Packages are missing every time I activate the venv
Packages persist inside .venv/ and do not disappear on deactivation. If packages are consistently missing on activate, one of these is happening: (a) you are accidentally activating a different .venv in a parent directory, (b) something is deleting and recreating .venv (e.g., a CI script or an IDE setting), or (c) you ran python -m venv .venv again, which overwrites the directory. Run pip list right after activating and compare to ls .venv/lib/ to confirm the environment’s contents. If you need to restore packages, run pip install -r requirements.txt.
Windows: “cannot be loaded because running scripts is disabled”
Run Set-ExecutionPolicy -ExecutionPolicy RemoteSigned -Scope CurrentUser in PowerShell before activating.

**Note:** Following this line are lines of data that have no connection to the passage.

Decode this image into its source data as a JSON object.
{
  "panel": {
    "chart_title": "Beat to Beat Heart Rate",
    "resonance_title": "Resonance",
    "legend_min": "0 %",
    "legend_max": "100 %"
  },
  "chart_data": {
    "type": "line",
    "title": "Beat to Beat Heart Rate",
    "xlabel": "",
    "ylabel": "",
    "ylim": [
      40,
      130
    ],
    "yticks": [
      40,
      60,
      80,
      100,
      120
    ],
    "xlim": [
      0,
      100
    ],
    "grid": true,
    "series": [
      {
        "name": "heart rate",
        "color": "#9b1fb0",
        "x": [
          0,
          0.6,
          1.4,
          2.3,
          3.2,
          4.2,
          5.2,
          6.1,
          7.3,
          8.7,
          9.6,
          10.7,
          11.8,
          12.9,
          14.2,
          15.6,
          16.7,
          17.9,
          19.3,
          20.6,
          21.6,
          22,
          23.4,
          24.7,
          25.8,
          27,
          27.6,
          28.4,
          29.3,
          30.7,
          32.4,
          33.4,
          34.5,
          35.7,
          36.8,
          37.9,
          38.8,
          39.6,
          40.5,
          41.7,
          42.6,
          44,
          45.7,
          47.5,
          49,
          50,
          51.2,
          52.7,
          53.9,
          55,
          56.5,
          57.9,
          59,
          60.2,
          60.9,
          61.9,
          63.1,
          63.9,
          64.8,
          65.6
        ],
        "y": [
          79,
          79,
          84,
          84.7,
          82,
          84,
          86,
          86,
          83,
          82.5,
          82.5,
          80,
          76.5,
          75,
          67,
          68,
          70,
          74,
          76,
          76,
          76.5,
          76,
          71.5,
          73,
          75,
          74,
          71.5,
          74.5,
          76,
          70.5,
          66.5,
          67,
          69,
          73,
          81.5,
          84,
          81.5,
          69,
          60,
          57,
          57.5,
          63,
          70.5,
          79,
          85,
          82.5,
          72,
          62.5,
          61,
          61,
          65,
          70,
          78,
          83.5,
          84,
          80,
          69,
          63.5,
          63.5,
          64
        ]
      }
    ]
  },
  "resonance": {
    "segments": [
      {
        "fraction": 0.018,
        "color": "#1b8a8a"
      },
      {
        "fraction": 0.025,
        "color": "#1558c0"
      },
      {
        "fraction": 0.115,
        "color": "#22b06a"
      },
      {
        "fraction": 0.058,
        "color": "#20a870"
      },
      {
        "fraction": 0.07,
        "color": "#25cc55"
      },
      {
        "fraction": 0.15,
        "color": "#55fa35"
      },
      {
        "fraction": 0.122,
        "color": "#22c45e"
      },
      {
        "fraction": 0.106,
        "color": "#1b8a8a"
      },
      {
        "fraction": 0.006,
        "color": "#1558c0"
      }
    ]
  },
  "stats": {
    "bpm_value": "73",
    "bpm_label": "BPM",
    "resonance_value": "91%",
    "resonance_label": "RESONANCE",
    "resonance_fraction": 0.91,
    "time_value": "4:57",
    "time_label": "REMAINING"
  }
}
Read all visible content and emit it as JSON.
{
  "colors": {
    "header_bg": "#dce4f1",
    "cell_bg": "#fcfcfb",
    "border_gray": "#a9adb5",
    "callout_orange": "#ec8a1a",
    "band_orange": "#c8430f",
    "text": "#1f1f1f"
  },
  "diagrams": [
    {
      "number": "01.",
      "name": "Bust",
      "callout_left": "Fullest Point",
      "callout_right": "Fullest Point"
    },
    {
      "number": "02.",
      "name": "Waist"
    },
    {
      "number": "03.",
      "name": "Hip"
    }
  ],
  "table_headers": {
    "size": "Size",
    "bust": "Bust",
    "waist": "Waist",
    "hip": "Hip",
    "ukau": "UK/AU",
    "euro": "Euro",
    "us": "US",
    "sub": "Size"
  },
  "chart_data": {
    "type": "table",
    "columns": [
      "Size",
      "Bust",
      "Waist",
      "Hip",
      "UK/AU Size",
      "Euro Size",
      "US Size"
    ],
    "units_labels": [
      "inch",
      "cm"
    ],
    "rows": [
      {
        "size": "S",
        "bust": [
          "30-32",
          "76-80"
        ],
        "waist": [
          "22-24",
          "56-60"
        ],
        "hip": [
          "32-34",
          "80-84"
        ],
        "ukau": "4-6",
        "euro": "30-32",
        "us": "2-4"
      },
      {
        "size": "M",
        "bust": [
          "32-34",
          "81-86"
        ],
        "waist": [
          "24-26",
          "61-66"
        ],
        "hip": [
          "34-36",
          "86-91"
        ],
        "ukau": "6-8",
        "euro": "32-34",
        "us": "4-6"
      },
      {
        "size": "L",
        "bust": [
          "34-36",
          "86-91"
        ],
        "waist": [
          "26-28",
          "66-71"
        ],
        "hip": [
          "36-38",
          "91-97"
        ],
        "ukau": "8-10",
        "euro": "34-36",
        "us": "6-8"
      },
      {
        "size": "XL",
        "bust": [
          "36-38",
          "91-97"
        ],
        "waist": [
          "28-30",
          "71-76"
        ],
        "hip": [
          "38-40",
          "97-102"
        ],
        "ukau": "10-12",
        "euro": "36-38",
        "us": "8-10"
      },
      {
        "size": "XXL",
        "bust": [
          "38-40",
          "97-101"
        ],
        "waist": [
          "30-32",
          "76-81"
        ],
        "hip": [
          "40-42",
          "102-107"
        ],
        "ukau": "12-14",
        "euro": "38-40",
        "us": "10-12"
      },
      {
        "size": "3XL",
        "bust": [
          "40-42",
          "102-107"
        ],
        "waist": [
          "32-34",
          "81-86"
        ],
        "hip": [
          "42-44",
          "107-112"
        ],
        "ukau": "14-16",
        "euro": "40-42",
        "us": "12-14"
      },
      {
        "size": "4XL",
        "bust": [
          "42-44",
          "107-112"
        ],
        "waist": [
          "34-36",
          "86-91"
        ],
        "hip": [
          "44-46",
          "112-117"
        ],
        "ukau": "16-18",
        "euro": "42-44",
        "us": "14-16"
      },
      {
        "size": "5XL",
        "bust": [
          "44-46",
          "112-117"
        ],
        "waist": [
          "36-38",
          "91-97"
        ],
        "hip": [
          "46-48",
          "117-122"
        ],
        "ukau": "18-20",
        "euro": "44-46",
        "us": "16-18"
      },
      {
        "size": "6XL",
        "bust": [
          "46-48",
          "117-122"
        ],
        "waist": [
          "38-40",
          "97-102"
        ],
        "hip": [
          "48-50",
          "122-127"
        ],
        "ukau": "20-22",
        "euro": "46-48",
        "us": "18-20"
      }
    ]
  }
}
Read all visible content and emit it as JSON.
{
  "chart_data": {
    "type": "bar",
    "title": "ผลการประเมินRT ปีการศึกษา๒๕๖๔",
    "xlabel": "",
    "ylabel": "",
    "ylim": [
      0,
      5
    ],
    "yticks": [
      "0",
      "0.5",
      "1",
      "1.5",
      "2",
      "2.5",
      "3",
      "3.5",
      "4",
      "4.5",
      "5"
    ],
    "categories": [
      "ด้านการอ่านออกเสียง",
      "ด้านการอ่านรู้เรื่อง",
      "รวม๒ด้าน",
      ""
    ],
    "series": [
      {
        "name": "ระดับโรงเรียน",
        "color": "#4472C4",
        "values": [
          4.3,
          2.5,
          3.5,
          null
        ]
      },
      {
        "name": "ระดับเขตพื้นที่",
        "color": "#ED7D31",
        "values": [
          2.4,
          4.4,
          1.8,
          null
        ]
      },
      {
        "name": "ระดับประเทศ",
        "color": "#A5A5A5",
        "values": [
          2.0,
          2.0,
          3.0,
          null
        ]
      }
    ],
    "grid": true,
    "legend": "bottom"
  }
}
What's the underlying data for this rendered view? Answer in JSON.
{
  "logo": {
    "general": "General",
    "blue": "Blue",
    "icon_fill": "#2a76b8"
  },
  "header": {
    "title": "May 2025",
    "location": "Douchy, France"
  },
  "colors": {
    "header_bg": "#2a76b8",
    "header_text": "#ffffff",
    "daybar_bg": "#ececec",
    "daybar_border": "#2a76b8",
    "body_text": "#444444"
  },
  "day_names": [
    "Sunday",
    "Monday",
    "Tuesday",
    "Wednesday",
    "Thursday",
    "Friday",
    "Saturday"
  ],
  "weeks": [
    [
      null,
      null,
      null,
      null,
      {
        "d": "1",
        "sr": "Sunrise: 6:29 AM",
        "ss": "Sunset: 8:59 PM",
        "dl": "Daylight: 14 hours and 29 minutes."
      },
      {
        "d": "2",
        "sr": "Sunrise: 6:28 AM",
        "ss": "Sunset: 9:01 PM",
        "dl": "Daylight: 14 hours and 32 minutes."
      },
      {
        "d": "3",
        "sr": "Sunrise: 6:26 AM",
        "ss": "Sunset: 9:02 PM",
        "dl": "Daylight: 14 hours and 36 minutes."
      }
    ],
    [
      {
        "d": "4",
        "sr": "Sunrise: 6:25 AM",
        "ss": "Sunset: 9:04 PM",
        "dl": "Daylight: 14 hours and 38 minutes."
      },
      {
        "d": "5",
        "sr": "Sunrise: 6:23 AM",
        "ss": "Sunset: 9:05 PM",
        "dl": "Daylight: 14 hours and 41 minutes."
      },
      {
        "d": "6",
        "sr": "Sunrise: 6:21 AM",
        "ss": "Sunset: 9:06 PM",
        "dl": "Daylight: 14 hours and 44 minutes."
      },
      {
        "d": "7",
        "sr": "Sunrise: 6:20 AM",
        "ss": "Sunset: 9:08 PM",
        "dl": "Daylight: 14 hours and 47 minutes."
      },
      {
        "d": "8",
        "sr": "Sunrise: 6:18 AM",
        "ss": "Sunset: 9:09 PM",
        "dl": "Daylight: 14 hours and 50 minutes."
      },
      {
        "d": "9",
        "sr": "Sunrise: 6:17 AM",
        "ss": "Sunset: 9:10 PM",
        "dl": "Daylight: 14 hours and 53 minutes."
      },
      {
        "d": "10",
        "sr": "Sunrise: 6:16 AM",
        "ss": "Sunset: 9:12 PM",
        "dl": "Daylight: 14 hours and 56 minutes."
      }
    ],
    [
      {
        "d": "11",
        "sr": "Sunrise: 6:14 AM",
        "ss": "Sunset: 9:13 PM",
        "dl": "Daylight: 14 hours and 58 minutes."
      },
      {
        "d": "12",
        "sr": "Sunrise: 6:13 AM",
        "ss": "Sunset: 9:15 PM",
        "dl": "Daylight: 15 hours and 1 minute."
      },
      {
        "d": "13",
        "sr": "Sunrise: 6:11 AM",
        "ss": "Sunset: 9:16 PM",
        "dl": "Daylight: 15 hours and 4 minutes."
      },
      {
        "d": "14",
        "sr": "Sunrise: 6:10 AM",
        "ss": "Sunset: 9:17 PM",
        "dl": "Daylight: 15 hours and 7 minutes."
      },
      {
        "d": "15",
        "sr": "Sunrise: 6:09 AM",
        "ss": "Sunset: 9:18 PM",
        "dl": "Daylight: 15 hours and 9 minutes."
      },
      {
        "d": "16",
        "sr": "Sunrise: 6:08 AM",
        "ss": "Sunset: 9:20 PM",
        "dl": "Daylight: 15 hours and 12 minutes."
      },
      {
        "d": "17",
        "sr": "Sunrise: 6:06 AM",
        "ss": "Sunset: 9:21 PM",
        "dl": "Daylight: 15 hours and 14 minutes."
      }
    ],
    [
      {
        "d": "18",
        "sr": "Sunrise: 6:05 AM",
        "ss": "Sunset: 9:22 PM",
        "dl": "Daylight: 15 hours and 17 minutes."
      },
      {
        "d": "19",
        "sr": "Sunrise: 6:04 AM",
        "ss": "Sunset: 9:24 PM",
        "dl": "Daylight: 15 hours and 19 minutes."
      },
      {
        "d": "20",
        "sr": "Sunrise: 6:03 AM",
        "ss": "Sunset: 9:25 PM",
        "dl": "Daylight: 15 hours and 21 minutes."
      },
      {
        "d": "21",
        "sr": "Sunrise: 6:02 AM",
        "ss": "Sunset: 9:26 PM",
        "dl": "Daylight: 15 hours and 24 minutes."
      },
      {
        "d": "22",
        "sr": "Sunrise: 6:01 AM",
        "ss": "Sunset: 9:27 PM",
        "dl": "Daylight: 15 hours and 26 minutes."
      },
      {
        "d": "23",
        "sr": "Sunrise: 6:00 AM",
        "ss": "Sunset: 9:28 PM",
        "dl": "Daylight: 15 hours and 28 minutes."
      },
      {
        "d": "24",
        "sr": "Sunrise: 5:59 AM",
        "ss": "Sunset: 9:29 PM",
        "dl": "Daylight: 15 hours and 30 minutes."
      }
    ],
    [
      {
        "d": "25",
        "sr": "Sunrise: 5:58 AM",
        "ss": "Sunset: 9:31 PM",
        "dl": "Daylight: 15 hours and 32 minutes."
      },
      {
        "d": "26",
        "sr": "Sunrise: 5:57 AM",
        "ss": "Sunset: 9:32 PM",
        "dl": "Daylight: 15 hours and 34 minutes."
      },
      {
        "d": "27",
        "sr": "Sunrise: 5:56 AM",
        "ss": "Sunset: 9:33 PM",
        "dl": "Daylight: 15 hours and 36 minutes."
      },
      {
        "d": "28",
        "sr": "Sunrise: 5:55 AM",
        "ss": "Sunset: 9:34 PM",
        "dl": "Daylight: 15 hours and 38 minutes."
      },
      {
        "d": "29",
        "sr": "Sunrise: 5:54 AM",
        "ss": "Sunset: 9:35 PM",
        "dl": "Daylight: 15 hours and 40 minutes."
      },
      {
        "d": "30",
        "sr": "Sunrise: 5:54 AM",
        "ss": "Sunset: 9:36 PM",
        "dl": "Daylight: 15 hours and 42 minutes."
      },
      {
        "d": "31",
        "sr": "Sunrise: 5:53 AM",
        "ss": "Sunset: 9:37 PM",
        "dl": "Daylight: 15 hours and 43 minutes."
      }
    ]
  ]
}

pyenv-win: Python installed but not recognized
Run pyenv rehash after installation to regenerate shims, then open a new terminal window.
Summary
- Install pyenv (or pyenv-win on Windows) to manage multiple Python interpreter versions side by side
- Use
pyenv local <version>to pin a Python version per project directory - Use
python -m venv .venvto create an isolated package environment for each project - Activate the venv before installing packages; freeze with
pip freeze > requirements.txt - Python 3.15 is installable today via
pyenv install 3.15.0and brings UTF-8 defaults and improved error messages
This setup keeps your local machine clean, your projects reproducible, and your Python versions organized regardless of whether you are on Linux, macOS, or Windows.